The Leaflet: Wisconsin Becomes First State to ‘REIN’ in Regulations

Published June 22, 2017

Wisconsin will soon become the first state to implement the Regulations from the Executive in Need of Scrutiny Act, or REINS Act, when Gov. Scott Walker (R) signs the bill into law. The Wisconsin version of the REINs Act is modeled after a federal bill by the same name. It would require legislative approval for any regulation or rule proposed by state agencies that would have an economic impact of more than $10 million in its first two years.

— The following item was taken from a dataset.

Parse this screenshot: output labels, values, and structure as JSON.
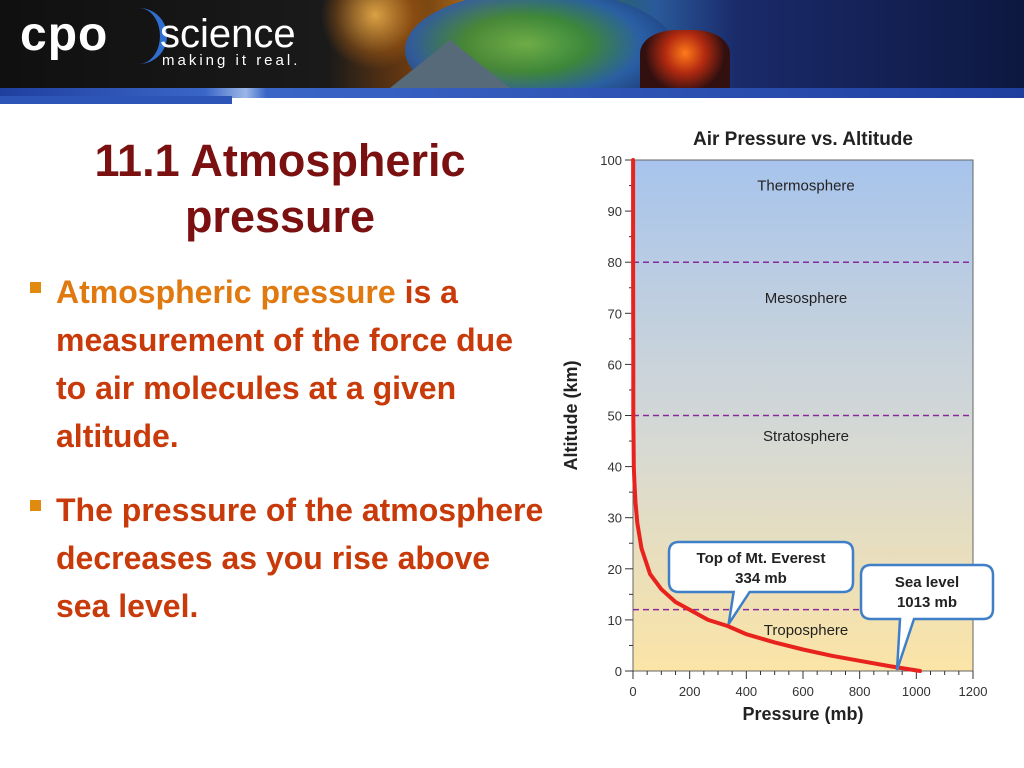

In a press release reacting to the bill’s passage, H. Sterling Burnett, a research fellow at The Heartland Institute, said the bills passage will be “[o]ne small step for legislative responsibility, one giant leap for constitutional restraints on executive authority in Wisconsin. The legislative branch alone is charged with making laws, yet for decades legislators have shirked this responsibility by delegating this power to executive agencies and then complained when administrative agency bureaucrats went beyond what the law allowed or what legislators said they intended. Every state should enact a REINS act and the federal government should adopt it as well.”

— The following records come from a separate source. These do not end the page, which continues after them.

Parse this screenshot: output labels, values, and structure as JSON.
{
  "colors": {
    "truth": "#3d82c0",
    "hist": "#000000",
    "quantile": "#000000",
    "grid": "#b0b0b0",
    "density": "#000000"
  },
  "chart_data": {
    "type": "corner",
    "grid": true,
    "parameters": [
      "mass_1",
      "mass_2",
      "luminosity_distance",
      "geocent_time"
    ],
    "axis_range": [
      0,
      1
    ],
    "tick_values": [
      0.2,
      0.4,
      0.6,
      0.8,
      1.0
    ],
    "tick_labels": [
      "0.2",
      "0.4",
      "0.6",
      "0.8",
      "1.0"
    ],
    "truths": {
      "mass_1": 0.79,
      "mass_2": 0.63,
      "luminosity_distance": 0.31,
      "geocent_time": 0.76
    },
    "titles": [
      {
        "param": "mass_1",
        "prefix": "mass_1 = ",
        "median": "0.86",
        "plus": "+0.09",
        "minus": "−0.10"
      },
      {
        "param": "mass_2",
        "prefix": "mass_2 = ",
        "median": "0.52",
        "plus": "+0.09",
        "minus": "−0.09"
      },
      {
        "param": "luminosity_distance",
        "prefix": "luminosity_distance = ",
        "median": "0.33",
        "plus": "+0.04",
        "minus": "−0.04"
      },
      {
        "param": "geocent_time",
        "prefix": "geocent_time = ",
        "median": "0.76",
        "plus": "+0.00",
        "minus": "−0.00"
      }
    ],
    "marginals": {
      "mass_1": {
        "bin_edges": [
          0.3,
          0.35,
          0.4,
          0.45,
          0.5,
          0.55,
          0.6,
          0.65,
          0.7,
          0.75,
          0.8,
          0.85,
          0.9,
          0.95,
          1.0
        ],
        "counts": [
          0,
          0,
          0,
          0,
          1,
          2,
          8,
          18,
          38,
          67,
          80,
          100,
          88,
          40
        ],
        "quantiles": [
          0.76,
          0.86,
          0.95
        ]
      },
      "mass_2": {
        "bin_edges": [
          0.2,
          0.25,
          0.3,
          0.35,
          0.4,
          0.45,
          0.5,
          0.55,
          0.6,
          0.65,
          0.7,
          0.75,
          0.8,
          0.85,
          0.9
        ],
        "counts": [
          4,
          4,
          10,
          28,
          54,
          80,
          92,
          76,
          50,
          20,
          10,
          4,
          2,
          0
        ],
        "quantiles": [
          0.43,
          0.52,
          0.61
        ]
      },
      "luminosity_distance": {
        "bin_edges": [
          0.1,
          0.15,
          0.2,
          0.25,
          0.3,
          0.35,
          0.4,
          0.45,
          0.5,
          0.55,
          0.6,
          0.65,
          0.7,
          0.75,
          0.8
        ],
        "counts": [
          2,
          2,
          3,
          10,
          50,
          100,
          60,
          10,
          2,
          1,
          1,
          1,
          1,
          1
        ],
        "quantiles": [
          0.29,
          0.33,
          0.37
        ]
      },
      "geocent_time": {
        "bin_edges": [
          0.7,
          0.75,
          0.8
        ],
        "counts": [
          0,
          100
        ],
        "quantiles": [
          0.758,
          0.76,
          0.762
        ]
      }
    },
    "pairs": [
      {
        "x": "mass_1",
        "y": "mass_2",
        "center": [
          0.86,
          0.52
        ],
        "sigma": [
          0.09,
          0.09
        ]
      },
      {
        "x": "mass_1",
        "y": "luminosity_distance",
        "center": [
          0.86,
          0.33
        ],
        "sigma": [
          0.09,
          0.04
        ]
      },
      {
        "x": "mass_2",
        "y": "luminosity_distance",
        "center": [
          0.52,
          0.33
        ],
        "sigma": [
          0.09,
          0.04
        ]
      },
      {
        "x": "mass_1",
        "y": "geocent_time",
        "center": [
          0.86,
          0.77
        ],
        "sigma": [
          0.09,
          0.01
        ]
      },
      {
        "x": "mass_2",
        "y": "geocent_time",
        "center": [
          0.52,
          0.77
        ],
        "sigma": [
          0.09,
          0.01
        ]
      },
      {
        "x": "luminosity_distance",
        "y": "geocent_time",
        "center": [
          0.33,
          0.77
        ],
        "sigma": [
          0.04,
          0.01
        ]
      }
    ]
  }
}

In the October issue of Wisconsin Business Voice magazine, Scott Manley, senior vice president for Government Relations at Wisconsin Manufacturers & Commerce, says Americans pay more on regulations than on food and clothing, adding, “Every dollar a business spends to comply with regulation is a dollar they cannot spend to raise employee wages, hire new employees or invest in research or product development.”

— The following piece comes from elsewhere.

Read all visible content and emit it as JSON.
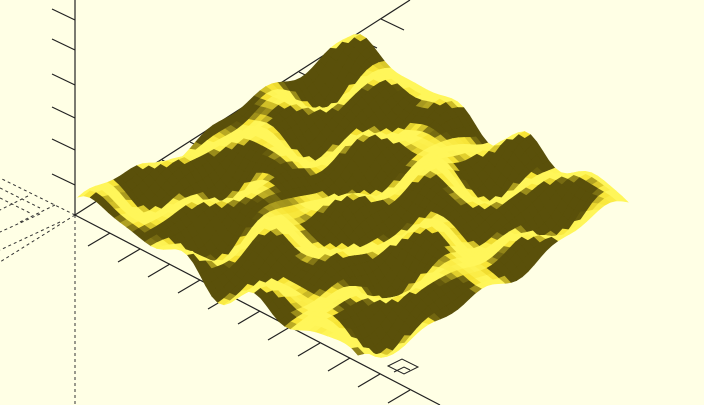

Supporters of the REINs Act argue regulations are a tax on businesses and consumers but do not go through the legislative process and are often invisible to those who end up paying for them. In response to the passage of the REINs Act in Wisconsin, Grover Norquist, president of Americans for Tax Reform, said, “The cost of the federal regulations is now greater than personal and corporate income tax collections combined. Though Washington has been unable to control regulations, Wisconsin has now made clear that they can and will. The REINS Act—blocked by special interests in Washington—can be enacted in Wisconsin to reduce the costs and delays of overregulation.”

The REINS Act will not only add transparency and accountability to a regulatory system that has none, it will also give a greater voice to the public. While Wisconsin became the first state to pass this regulatory reform, it likely won’t be the last. Other states and the federal government are expected to consider similar reforms in the coming months and years.